After a fairly mucky day yesterday, the fine drizzle being brought in by a westerly turned serious, and overnight we had 24mm of what was, at times, heavy rain so, with the ground sopping and the burns running high....

....we opted for a short walk up the back of Ormsaigbeg this morning, but had to fight our way through the bracken to get out onto the common grazings.

The air had the damp, misty feel of autumn, which had encouraged some fungi to put in an early appearance.

Up on Mael Buidhe we came across this moth hanging on to a heather stalk.  It's a magpie moth,
Abraxas grossulariata, and so inert from the chill damp that he didn't move even when approached very close.  They're described as uncommon in the Highlands, but we've found one before, just off the Ockle-Eilagadale track.

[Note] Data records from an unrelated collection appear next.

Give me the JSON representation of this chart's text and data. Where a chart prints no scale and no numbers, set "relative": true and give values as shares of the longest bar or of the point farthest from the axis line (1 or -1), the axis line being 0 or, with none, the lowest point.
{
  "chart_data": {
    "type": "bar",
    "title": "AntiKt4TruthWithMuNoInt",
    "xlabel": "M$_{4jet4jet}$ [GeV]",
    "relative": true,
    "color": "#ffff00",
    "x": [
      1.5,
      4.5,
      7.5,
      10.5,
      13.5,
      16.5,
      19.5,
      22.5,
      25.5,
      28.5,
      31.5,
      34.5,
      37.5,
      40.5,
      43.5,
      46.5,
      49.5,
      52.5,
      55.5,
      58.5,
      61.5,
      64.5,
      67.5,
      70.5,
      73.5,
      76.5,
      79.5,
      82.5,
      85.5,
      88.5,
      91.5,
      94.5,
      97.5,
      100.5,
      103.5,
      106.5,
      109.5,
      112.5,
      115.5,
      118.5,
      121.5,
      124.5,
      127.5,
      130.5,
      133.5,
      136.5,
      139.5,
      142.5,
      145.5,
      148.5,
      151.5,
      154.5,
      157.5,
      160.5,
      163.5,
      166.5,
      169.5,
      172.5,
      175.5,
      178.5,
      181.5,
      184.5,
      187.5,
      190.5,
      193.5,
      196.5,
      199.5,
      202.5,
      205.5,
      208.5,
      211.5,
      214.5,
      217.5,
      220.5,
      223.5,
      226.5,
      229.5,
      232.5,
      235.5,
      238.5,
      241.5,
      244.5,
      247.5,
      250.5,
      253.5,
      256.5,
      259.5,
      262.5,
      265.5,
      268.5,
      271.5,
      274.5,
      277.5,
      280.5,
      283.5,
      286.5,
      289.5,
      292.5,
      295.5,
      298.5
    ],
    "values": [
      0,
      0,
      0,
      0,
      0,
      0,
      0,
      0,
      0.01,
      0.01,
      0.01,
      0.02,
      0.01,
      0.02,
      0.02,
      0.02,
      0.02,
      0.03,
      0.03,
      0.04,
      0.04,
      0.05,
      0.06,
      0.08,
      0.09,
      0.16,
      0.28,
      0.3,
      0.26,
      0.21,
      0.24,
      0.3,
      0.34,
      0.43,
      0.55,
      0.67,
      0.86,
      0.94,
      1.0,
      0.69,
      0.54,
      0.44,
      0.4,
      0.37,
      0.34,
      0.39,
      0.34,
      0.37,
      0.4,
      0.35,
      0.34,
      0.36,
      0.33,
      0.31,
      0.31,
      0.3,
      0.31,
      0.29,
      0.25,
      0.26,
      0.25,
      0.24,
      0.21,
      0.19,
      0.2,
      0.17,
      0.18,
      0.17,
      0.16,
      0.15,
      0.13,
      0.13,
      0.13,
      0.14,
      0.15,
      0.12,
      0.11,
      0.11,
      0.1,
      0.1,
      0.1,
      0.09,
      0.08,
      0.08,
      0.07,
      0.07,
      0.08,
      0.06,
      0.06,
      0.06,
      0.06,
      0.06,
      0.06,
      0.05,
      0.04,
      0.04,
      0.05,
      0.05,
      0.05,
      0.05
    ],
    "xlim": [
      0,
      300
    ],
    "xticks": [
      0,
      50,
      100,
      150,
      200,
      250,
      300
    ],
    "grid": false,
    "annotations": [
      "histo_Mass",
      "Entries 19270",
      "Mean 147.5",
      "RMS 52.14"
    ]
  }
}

A little further on we spotted some white bell heather.  The leaves of the white heather are a much brighter green that the ordinary.  We've found white ling up here before, but this is the first white bell heather.

On our way back, as we passed the cairn which sits on the knoll above Sron Bheag we were walking through the base of the cloud, but soon afterwards the weather cleared, and Pier Road lay in sunshine.

We came home via the steep slope at Cuingleum, at the east end of Ormsaigbeg, walking back along the road to find the young robin waiting to greet us on the gate.

1 comment:

  1. was that a giant puff ball fungus you found? Hard to tell the scale. If it is they are delicious. But PLEASE check with someone who knows more than me when they see the actual specimen.